Sending the open source library I created off to college
The future of the library no longer requires my continual presence.
All grown up
I’ve spent 18 years growing a Java collections library named Eclipse Collections. I love this library. It is a great library, and has an amazing community of developers contributing to and supporting it. I will use this library for as long as I code in Java. This library has helped me achieve many things that the Java Collections framework could not.
I have been a doting parent for this library for over 18 years. It is time for this library to find its way.
The library enables developers to write better, more expressive and high performance code. Eclipse Collections helps produce better developers that care about their craft as software engineers. Productivity, readability, performance, efficiency… you name it, Eclipse Collections has it, and the library can help developers learn how to achieve these things in their daily Java application coding activities.
I could keep driving the library, but I don’t think it needs me to do this anymore. It is ready to go out and help the world as an adult library. It doesn’t require me to continue being a doting parent. I would just be holding it back. I created the library in 2004, and have helped maintain it for over a decade in open source. My son is a year younger than this library and we are preparing him for his senior year of high school and to go off to college and to grow up on his own. Eclipse Collections is a year older, and it is time for it to find its own way.
I wrote it all down
If you’ve been following my blogs here, I have been telling stories of the past 18, 20, 30, 40 years of my life as a developer. Almost everything you might want to know about the library has probably been told in a blog. I have left maps of all the places the library has been and some of places it might still go. I have explained how it evolved over time to solve challenging problems.
The library needs to meet new developers and find new friends who want to learn and contribute to it. There are many lessons this library has to offer the entire Java community. The open source Java developer community will be the future of Eclipse Collections.
Last year I wrote a blog series titled “The missing Java data structures no one ever told you about.” It has a lot of lesser known knowledge of how and why things were done in the framework.
Blog Series: The missing Java data structures no one ever told you about
The three part Eclipse Collections series all in one convenient place.
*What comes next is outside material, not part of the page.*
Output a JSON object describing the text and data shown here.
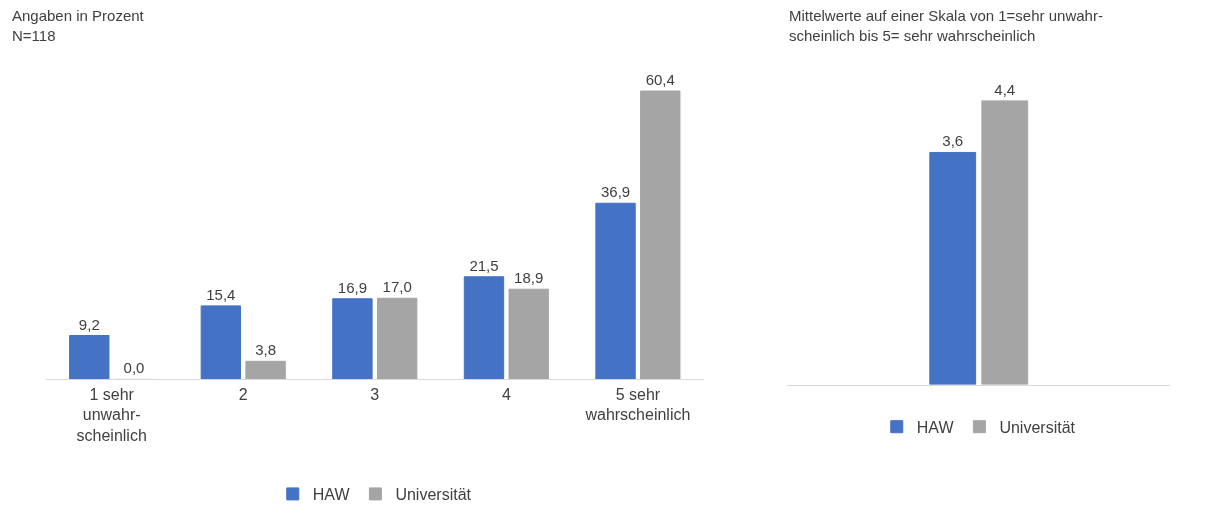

I’ve been contemplating when and how to take a break from Eclipse Collections for a long time, and now is the time. I was waiting for the Eclipse Collections 11.1 release to make this decision. I want to focus more time with my family and on my health. Reaching 2K followers on GitHub felt like a good milestone to take a much needed break.
Eclipse Collections 11.1 Released
We passed 2,000 stars on GitHub! Thank you to all of our supporters!
What does it mean for the future of the library?
Don’t worry, I’ll still be staying on as a committer for the library, and I will continue writing and sharing stories and lessons in blogs on occasion when I have time. I will also make code contributions if I find something that interests me. We have a great team of committers on the project. Based on the outcomes and some discussions that happened during the Eclipse Collections 11.1 release among the committer community, I think the future is fairly well defined for the library already. The part that is very clear — the library will baseline development on Java 11 in the next release.
What will I not be doing? I will not be actively driving the planning for the 12.0 or future releases. I will not be writing the release blogs after releases are completed. I will not be doing as many code reviews and merges, but I will do them for other committers on the project as needed. We are looking to promote more committers on the project, so this is a great time for contributors in the community who are interested in stepping up their game to get involved and hopefully go through the nomination and election process to committer once they have earned their way.
The future is not set and holds many possibilities. I hope this blog inspires and motivates others to get involved in shaping our collective future in the Java community.
The future is up to you, the contributor
The next 5 years for Eclipse Collections
My top 25 wish list for the future of Eclipse Collections development
Good luck and good health on your own journeys! Thank you!